In 2000, a $2 million renovation to the gym added a museum celebrating the history of Philadelphia basketball in the building's main concourse. Near the main entrance to the gym is a section recognizing the St. Joseph's acclaimed Hawk mascot who made its first appearance at the Palestra on Jan. 4, 1956. At the other end of the concourse, by the ramp to sections 211 and 210, a scoreboard lists the all-time record of the Penn-Princeton rivalry. Each decade, from the 1950s onward, has its own exhibit in the concourse. The 1970s section, "A Decade of Prominence", celebrates the Final Four runs by Villanova (1971) and Penn (1979).

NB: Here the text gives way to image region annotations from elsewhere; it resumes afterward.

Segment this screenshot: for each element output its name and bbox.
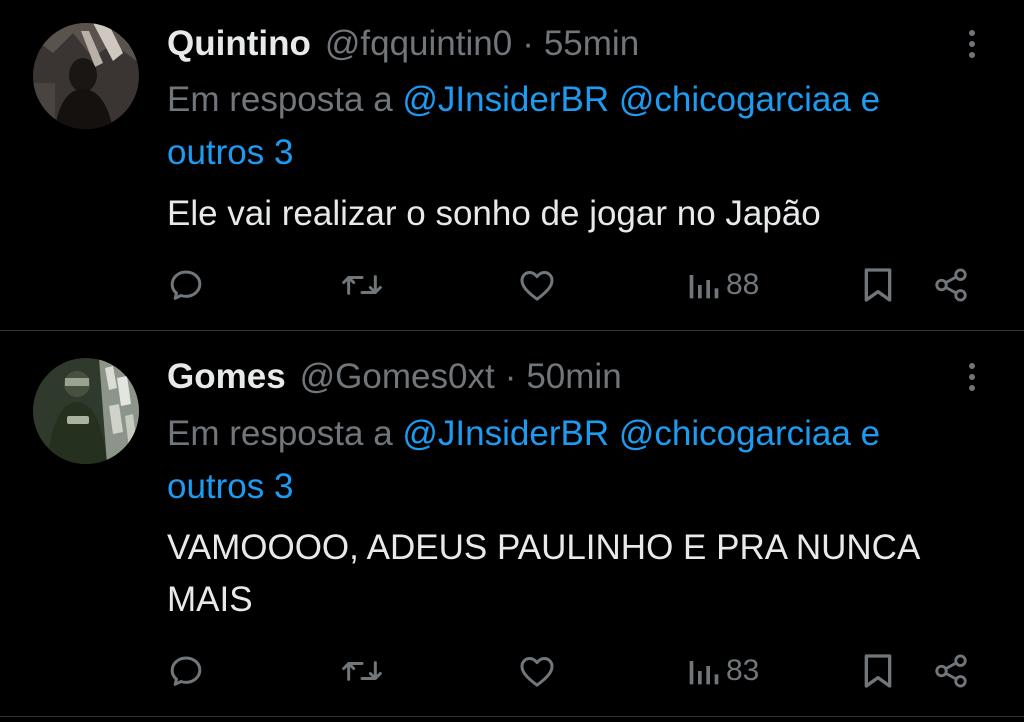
mention-link[interactable]: @JInsiderBR — [402, 80, 609, 119]
tweet[interactable]: Quintino @fqquintin0 · 55min Em resposta… — [0, 0, 1024, 331]
reply-button[interactable] — [166, 649, 206, 693]
separator: · — [504, 357, 517, 396]
separator: · — [522, 24, 534, 63]
display-name[interactable]: Quintino — [167, 24, 311, 64]
views-count: 83 — [726, 654, 760, 687]
bookmark-icon — [864, 268, 892, 302]
avatar[interactable] — [33, 23, 139, 129]
display-name[interactable]: Gomes — [167, 357, 286, 397]
more-icon[interactable] — [968, 363, 976, 399]
action-bar: 88 — [0, 263, 1024, 307]
mention-link[interactable]: @chicogarciaa — [619, 80, 851, 119]
tweet-text: VAMOOOO, ADEUS PAULINHO E PRA NUNCA MAIS — [167, 528, 919, 619]
reply-button[interactable] — [166, 263, 206, 307]
retweet-icon — [342, 275, 382, 295]
reply-prefix: Em resposta a — [167, 80, 393, 119]
like-button[interactable] — [516, 649, 558, 693]
reply-context: Em resposta a @JInsiderBR @chicogarciaa … — [167, 407, 987, 513]
timestamp[interactable]: 55min — [544, 24, 639, 64]
tweet-text: Ele vai realizar o sonho de jogar no Jap… — [167, 194, 821, 233]
tweet[interactable]: Gomes @Gomes0xt · 50min Em resposta a @J… — [0, 331, 1024, 717]
more-icon[interactable] — [968, 30, 976, 66]
retweet-icon — [342, 661, 382, 681]
timestamp[interactable]: 50min — [526, 357, 621, 397]
retweet-button[interactable] — [340, 649, 384, 693]
retweet-button[interactable] — [340, 263, 384, 307]
handle[interactable]: @Gomes0xt — [300, 357, 495, 397]
views-icon — [689, 275, 719, 299]
share-icon — [935, 654, 967, 688]
bookmark-button[interactable] — [860, 649, 896, 693]
handle[interactable]: @fqquintin0 — [325, 24, 512, 64]
share-button[interactable] — [932, 649, 970, 693]
views-button[interactable]: 88 — [686, 263, 759, 307]
share-button[interactable] — [932, 263, 970, 307]
bookmark-button[interactable] — [860, 263, 896, 307]
like-icon — [520, 271, 554, 301]
mention-link[interactable]: @chicogarciaa — [619, 414, 851, 453]
avatar[interactable] — [33, 358, 139, 464]
avatar-image — [33, 23, 139, 129]
views-button[interactable]: 83 — [686, 649, 759, 693]
like-icon — [520, 657, 554, 687]
reply-icon — [170, 270, 202, 300]
like-button[interactable] — [516, 263, 558, 307]
reply-prefix: Em resposta a — [167, 414, 393, 453]
views-count: 88 — [726, 268, 760, 301]
bookmark-icon — [864, 654, 892, 688]
views-icon — [689, 661, 719, 685]
mention-link[interactable]: @JInsiderBR — [402, 414, 609, 453]
avatar-image — [33, 358, 139, 464]
reply-icon — [170, 656, 202, 686]
share-icon — [935, 268, 967, 302]
reply-context: Em resposta a @JInsiderBR @chicogarciaa … — [167, 73, 987, 179]
action-bar: 83 — [0, 649, 1024, 693]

In the summer of 2007, ESPN Classic broadcast a one-hour documentary on the historic arena, entitled "The Palestra: Cathedral of Basketball". It traces the evolution of college basketball through the rise of the arena. NBA great Bill Bradley, Naismith Hall of Fame Coaches Chuck Daly, Jack Ramsay and John Chaney, best-selling sports author John Feinstein, Penn Band director R. Greer Cheeseman III, and then-CBS/ESPN analyst Bill Raftery are interviewed. The film was written, produced and directed by former Penn women's basketball player Mikaelyn Austin (founder of Philly Philms).